Israeli Foreign Minister Eli Cohen has expressed Israel's commitment to the "sovereignty and integrity" of Ukraine. 

He was speaking after a meeting with his Ukrainian counterpart Dymitro Kuleba in Kyiv. It's the first visit by a chief Israeli diplomat to Ukraine since the Russian invasion. 

Israel has tried to remain neutral in the conflict and has resisted delivering weapons to Ukraine so as not to damage its relations with Russia.

However, Cohen was clear on his country's position: "Israel, as stated in the past, stands firmly in solidarity with the people of Ukraine and remains committed to the sovereignty and territorial integrity of Ukraine."

On the issue of military aid for Kyiv, Cohen gave little away but did say Israel would help develop an "intelligent early warning system for Ukraine."

He added that his government would also support projects for healthcare and civilian infrastructure in Ukraine worth up to 188 million euros. 

Kuleba thanked him for Israel's help adding that he hoped for future decisions on the "protection of the Ukrainian sky."

Meanwhile, Norway also announced a support package for Ukraine amounting to almost seven million euros. 

The country's Prime Minister Jonas Gahr Store made the announcement in a video conference with Ukrainian President Volodymir Zelenskyy.

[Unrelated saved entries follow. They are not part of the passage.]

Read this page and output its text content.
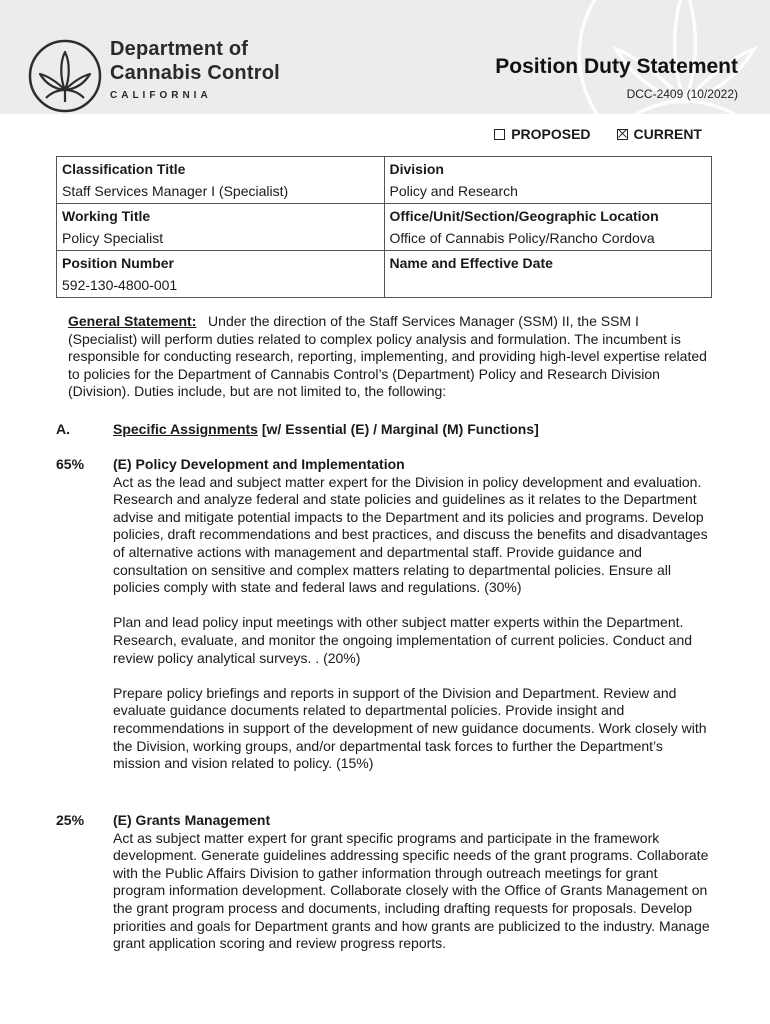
Department of
Cannabis Control
CALIFORNIA
Position Duty Statement
DCC-2409 (10/2022)
PROPOSED	CURRENT
Classification Title
Staff Services Manager I (Specialist)	Division
Policy and Research

Working Title
Policy Specialist	Office/Unit/Section/Geographic Location
Office of Cannabis Policy/Rancho Cordova

Position Number
592-130-4800-001	Name and Effective Date
General Statement: Under the direction of the Staff Services Manager (SSM) II, the SSM I (Specialist) will perform duties related to complex policy analysis and formulation. The incumbent is responsible for conducting research, reporting, implementing, and providing high-level expertise related to policies for the Department of Cannabis Control’s (Department) Policy and Research Division (Division). Duties include, but are not limited to, the following:
A.	Specific Assignments [w/ Essential (E) / Marginal (M) Functions]
65% (E) Policy Development and Implementation

Act as the lead and subject matter expert for the Division in policy development and evaluation. Research and analyze federal and state policies and guidelines as it relates to the Department advise and mitigate potential impacts to the Department and its policies and programs. Develop policies, draft recommendations and best practices, and discuss the benefits and disadvantages of alternative actions with management and departmental staff. Provide guidance and consultation on sensitive and complex matters relating to departmental policies. Ensure all policies comply with state and federal laws and regulations. (30%)

Plan and lead policy input meetings with other subject matter experts within the Department. Research, evaluate, and monitor the ongoing implementation of current policies. Conduct and review policy analytical surveys. . (20%)

Prepare policy briefings and reports in support of the Division and Department. Review and evaluate guidance documents related to departmental policies. Provide insight and recommendations in support of the development of new guidance documents. Work closely with the Division, working groups, and/or departmental task forces to further the Department’s mission and vision related to policy. (15%)

25% (E) Grants Management

Act as subject matter expert for grant specific programs and participate in the framework development. Generate guidelines addressing specific needs of the grant programs. Collaborate with the Public Affairs Division to gather information through outreach meetings for grant program information development. Collaborate closely with the Office of Grants Management on the grant program process and documents, including drafting requests for proposals. Develop priorities and goals for Department grants and how grants are publicized to the industry. Manage grant application scoring and review progress reports.
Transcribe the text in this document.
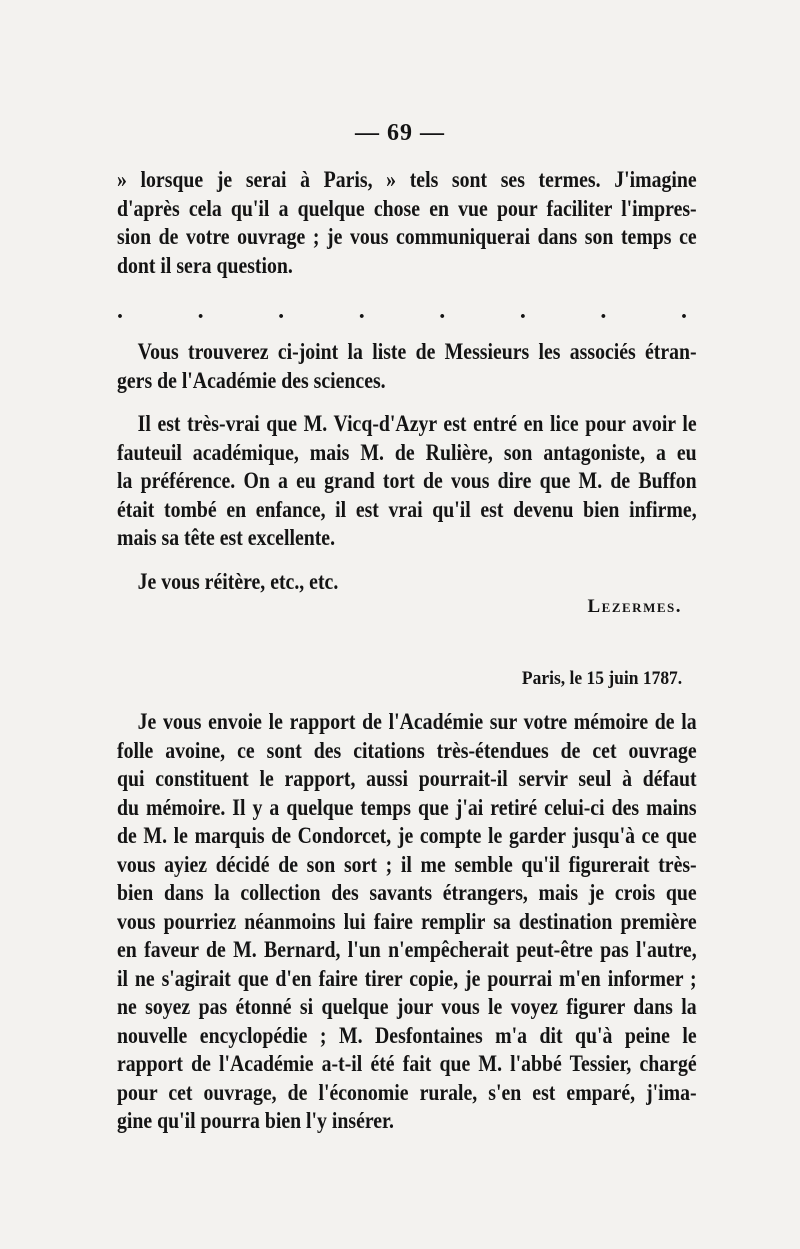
— 69 —
» lorsque je serai à Paris, » tels sont ses termes. J'imagine
d'après cela qu'il a quelque chose en vue pour faciliter l'impres-
sion de votre ouvrage ; je vous communiquerai dans son temps ce
dont il sera question.
.	.	.	.	.	.	.	.
Vous trouverez ci-joint la liste de Messieurs les associés étran-
gers de l'Académie des sciences.
Il est très-vrai que M. Vicq-d'Azyr est entré en lice pour avoir le
fauteuil académique, mais M. de Rulière, son antagoniste, a eu
la préférence. On a eu grand tort de vous dire que M. de Buffon
était tombé en enfance, il est vrai qu'il est devenu bien infirme,
mais sa tête est excellente.
Je vous réitère, etc., etc.
Lezermes.
Paris, le 15 juin 1787.
Je vous envoie le rapport de l'Académie sur votre mémoire de la
folle avoine, ce sont des citations très-étendues de cet ouvrage
qui constituent le rapport, aussi pourrait-il servir seul à défaut
du mémoire. Il y a quelque temps que j'ai retiré celui-ci des mains
de M. le marquis de Condorcet, je compte le garder jusqu'à ce que
vous ayiez décidé de son sort ; il me semble qu'il figurerait très-
bien dans la collection des savants étrangers, mais je crois que
vous pourriez néanmoins lui faire remplir sa destination première
en faveur de M. Bernard, l'un n'empêcherait peut-être pas l'autre,
il ne s'agirait que d'en faire tirer copie, je pourrai m'en informer ;
ne soyez pas étonné si quelque jour vous le voyez figurer dans la
nouvelle encyclopédie ; M. Desfontaines m'a dit qu'à peine le
rapport de l'Académie a-t-il été fait que M. l'abbé Tessier, chargé
pour cet ouvrage, de l'économie rurale, s'en est emparé, j'ima-
gine qu'il pourra bien l'y insérer.
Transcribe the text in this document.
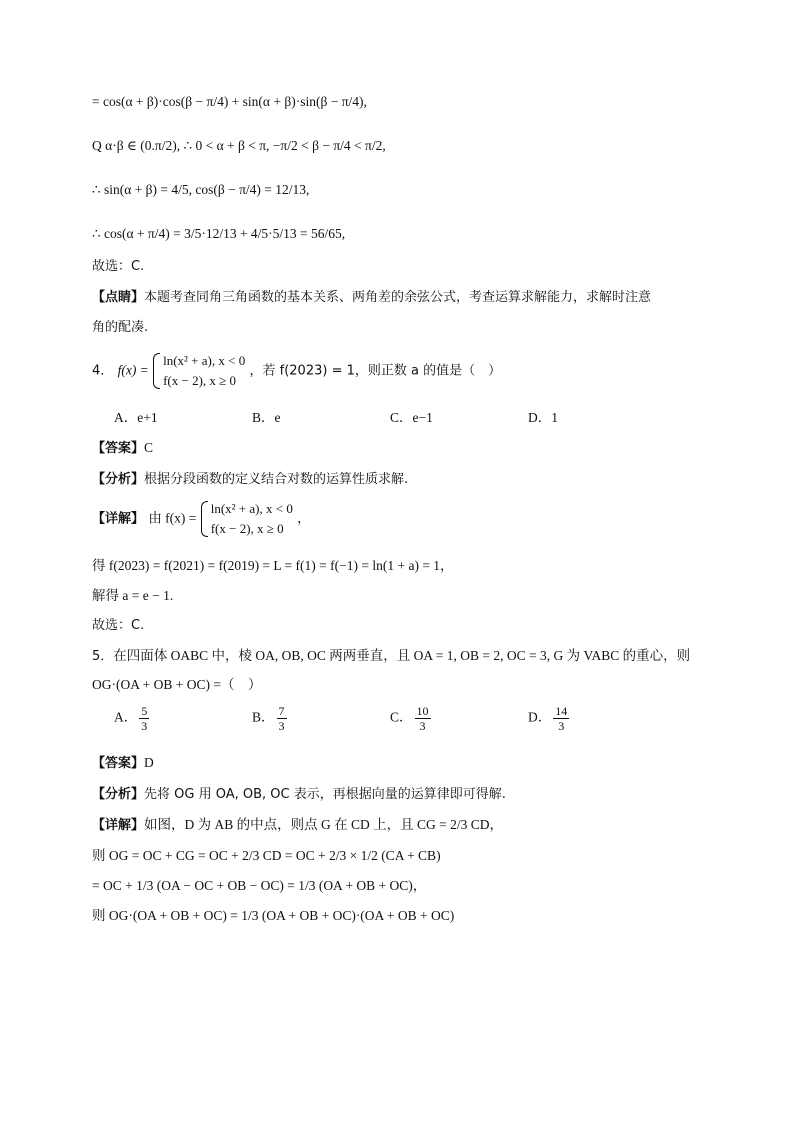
= cos(α + β)·cos(β − π/4) + sin(α + β)·sin(β − π/4),
Q α·β ∈ (0.π/2), ∴ 0 < α + β < π, −π/2 < β − π/4 < π/2,
∴ sin(α + β) = 4/5, cos(β − π/4) = 12/13,
∴ cos(α + π/4) = 3/5·12/13 + 4/5·5/13 = 56/65,
故选：C.
【点睛】本题考查同角三角函数的基本关系、两角差的余弦公式，考查运算求解能力，求解时注意
角的配凑.
4． f(x) =
ln(x² + a), x < 0
f(x − 2), x ≥ 0
，若 f(2023) = 1，则正数 a 的值是（　）
A．e+1	B．e	C．e−1	D．1
【答案】C
【分析】根据分段函数的定义结合对数的运算性质求解.
【详解】 由 f(x) =
ln(x² + a), x < 0
f(x − 2), x ≥ 0
，
得 f(2023) = f(2021) = f(2019) = L = f(1) = f(−1) = ln(1 + a) = 1，
解得 a = e − 1.
故选：C.
5．在四面体 OABC 中，棱 OA, OB, OC 两两垂直，且 OA = 1, OB = 2, OC = 3, G 为 VABC 的重心，则
OG·(OA + OB + OC) =（　）
A． $\frac{5}{3}$	B． $\frac{7}{3}$	C． $\frac{10}{3}$	D． $\frac{14}{3}$
【答案】D
【分析】先将 OG 用 OA, OB, OC 表示，再根据向量的运算律即可得解.
【详解】如图，D 为 AB 的中点，则点 G 在 CD 上，且 CG = 2/3 CD，
则 OG = OC + CG = OC + 2/3 CD = OC + 2/3 × 1/2 (CA + CB)
= OC + 1/3 (OA − OC + OB − OC) = 1/3 (OA + OB + OC)，
则 OG·(OA + OB + OC) = 1/3 (OA + OB + OC)·(OA + OB + OC)
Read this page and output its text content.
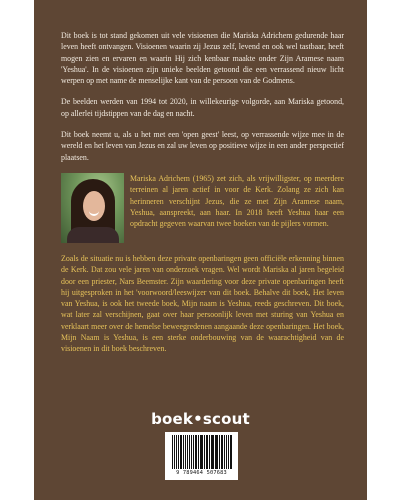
Dit boek is tot stand gekomen uit vele visioenen die Mariska Adrichem gedurende haar leven heeft ontvangen. Visioenen waarin zij Jezus zelf, levend en ook wel tastbaar, heeft mogen zien en ervaren en waarin Hij zich kenbaar maakte onder Zijn Aramese naam 'Yeshua'. In de visioenen zijn unieke beelden getoond die een verrassend nieuw licht werpen op met name de menselijke kant van de persoon van de Godmens.

De beelden werden van 1994 tot 2020, in willekeurige volgorde, aan Mariska getoond, op allerlei tijdstippen van de dag en nacht.

Dit boek neemt u, als u het met een 'open geest' leest, op verrassende wijze mee in de wereld en het leven van Jezus en zal uw leven op positieve wijze in een ander perspectief plaatsen.

Mariska Adrichem (1965) zet zich, als vrijwilligster, op meerdere terreinen al jaren actief in voor de Kerk. Zolang ze zich kan herinneren verschijnt Jezus, die ze met Zijn Aramese naam, Yeshua, aanspreekt, aan haar. In 2018 heeft Yeshua haar een opdracht gegeven waarvan twee boeken van de pijlers vormen.

Zoals de situatie nu is hebben deze private openbaringen geen officiële erkenning binnen de Kerk. Dat zou vele jaren van onderzoek vragen. Wel wordt Mariska al jaren begeleid door een priester, Nars Beemster. Zijn waardering voor deze private openbaringen heeft hij uitgesproken in het 'voorwoord/leeswijzer van dit boek. Behalve dit boek, Het leven van Yeshua, is ook het tweede boek, Mijn naam is Yeshua, reeds geschreven. Dit boek, wat later zal verschijnen, gaat over haar persoonlijk leven met sturing van Yeshua en verklaart meer over de hemelse beweegredenen aangaande deze openbaringen. Het boek, Mijn Naam is Yeshua, is een sterke onderbouwing van de waarachtigheid van de visioenen in dit boek beschreven.

boek•scout
9 789464 507683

Norway has been accused of profiting from the war because of the huge profits it has made from its gas sales to Europe during the energy crisis.

In other developments, Putin ally Belarusian President Alexander Lukashenko says his country will only join the Russian offensive in Ukraine if Belarus first comes under attack by Kyiv.

Lukashenko was commenting ahead of a meeting with Russia's President Vladimir Putin in Moscow on Friday.